Title: Check Digits for Detecting Recording Errors in Horticultural Research: Theory and Examples

Authors
item Okie, William
item Okie, E - RADFORD UNIV.

Submitted to: HortScience
Publication Type: Peer Reviewed Journal
Publication Acceptance Date: July 12, 2005
Publication Date: November 28, 2005
Citation: Okie, W.R., Okie, E.G. 2005. Check digits for detecting recording errors in horticultural research: theory and examples. HortScience. 40(7):1956-1962.

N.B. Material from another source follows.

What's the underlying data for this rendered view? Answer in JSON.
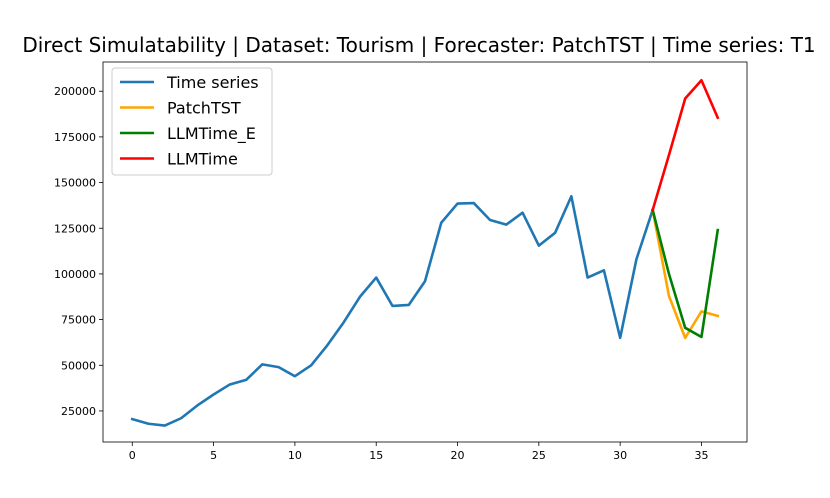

Interpretive Summary: Check digit technology is commonly used in commercial applications such as UPS shipping labels, UPC bar codes and credit cards to flag errors in numbers as they are used. Most systems use a version of modulus arithmetic to calculate a check digit from the digits in the identification number. The USDA-ARS stone fruit breeding program at Byron, Ga. plants thousands of trees annually, which are identified using a two-digit year followed by a sequential number that identifies the tree location in the rows. Various records are taken over the life of the tree including bloom and fruit characteristics. Selected trees are propagated and tested further. To improve the accuracy of our records we have implemented a system which uses a check number which is calculated from the identification number and then converted to a letter that is added onto the end of the identification number. The check letter is calculated by summing the products of each of the digits in the number multiplied by sequential integers, dividing this sum by 23, and converting the remainder into a letter. Adding a single letter suffix is a small change and does not add much complexity to existing data collection. The types of errors caught by this system are discussed, along with those caught by other common check digit systems

Technical Abstract: Check digit technology is frequently used in commercial applications such as shipping labels and credit cards to flag errors in numbers as they are used. Most systems use a version of modulus arithmetic to calculate a check digit from the digits in the identification number. The USDA-ARS stone fruit breeding program at Byron, Ga. plants thousands of trees annually, which are identified using a two-digit year prefix followed by a sequential number that identifies the tree location in the rows. Various records are taken over the life of the tree including bloom and fruit characteristics. Selected trees are propagated and tested further. To improve the accuracy of our records we have implemented a system which uses a check number which is calculated from the identification number and then converted to a letter that is added onto the end of the identification number. The check letter is calculated by summing the products of each of the digits in the number multiplied by sequential integers, dividing this sum by 23, and converting the remainder into a letter. Adding a single letter suffix is a small change and does not add much complexity to existing data collection. The types of errors caught by this system are discussed, along with those caught by other common check digit systems. Check digit terminology and theory is also discussed.